Treatments for the different components of TLS include volume expansion with intravenous fluids, diuresis with mannitol/furosemide, urinary alkalinization with sodium bicarbonate, uric acid reduction with allopurinol, febuxostat, rasburicase, and renal replacement therapy [20,21,22, 30, 36]. Despite these lifesaving measures, mortality rates following acute TLS are considerable, ranging from 7% to 51% [37, 38]. In a study of 63 patients by Darmon et al., AKI was the greatest predictor of death following TLS in hematologic malignancies. Patients with AKI had significantly higher ICU (31% versus 4%), in-hospital (51% versus 7%), and 6-month (66% versus 21%) mortality compared with those without AKI [38]. Given the severe consequences of delayed TLS recognition and treatment, it may be ideal to risk-stratify patients on the basis of their likelihood of developing TLS on admission. Several predictors of TLS include preadmission renal dysfunction, hyponatremia, metastatic and/or large tumor burden, male sex, splenomegaly, and pretreatment elevations in creatinine, uric acid, and/or lactate dehydrogenase [22, 30]. Unfortunately, both the data on mortality risks and predictors of TLS derive from literature on hematologic malignancies, and more research is needed to determine which factors are useful in the risk stratification of patients with sarcoma.

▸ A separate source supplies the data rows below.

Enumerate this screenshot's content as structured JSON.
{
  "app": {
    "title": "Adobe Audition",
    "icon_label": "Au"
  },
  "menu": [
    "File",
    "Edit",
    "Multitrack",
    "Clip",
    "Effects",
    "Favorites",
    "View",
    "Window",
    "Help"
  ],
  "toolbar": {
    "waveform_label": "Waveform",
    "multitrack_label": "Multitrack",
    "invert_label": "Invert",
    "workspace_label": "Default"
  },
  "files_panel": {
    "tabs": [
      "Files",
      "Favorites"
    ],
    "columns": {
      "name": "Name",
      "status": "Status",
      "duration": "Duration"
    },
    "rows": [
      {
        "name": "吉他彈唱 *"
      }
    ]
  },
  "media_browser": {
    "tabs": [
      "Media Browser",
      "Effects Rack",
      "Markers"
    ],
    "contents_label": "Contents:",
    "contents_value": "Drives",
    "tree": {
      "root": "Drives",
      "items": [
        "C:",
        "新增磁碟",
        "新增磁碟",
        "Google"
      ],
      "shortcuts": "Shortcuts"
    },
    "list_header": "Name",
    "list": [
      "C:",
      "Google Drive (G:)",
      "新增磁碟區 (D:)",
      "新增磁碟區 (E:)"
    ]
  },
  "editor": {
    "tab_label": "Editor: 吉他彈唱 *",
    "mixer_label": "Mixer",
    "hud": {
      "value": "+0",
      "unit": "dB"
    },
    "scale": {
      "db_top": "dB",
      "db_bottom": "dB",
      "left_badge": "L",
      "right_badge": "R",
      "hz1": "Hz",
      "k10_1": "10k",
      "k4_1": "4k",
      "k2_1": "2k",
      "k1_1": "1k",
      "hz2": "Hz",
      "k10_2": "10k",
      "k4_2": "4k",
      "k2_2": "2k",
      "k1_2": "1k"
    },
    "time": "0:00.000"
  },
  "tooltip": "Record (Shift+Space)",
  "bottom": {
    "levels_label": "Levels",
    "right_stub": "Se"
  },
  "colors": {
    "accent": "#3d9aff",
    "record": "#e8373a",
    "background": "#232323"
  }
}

Catania et al. is the only published report of TLS in a patient with OS. However, several key differences exist between this case report and that by Catania et al. First, the OS in the study by Catania et al. was extraosseous, which is a rare form that accounts for only 4% of OS [39]. Second, the TLS was spontaneous as opposed to after initiation of chemotherapy. Third, the patient underwent hemodialysis and rasburicase infusion therapy, which promptly resolved the patient’s TLS. Similarities between our case reports include the presence of large tumor burden with multiple lung metastases and osteoblastic cells on tumor histology.

The patient in this report had both clinical and laboratory TLS per Cairo–Bishop criteria [35] with increased uric acid and phosphate, the development of an AKI, and a fatal cardiac arrhythmia. This medical emergency was promptly recognized and treated; unfortunately, the patient died despite maximal medical therapy. This report is the first to describe TLS after ifosfamide chemotherapy in metastatic OS, the second report of TLS in OS, and one of just a few reports describing TLS in sarcomas.

Conclusion

Acute TLS is an oncologic emergency characterized by a distinct combination of laboratory findings including hyperuricemia, hyperkalemia, hyperphosphatemia, and hypocalcemia. TLS has been scarcely reported in the population of patients with sarcoma, and this is the first report of TLS after metastatic osteosarcoma was treated with ifosfamide monotherapy. In this case, delayed presentation and large tumor burden likely played a role in the development of TLS. It is important to promptly recognize and treat this potentially fatal complication regardless of the tumor etiology as delayed management may lead to permanent multiorgan damage, cardiac arrest, and, ultimately, death.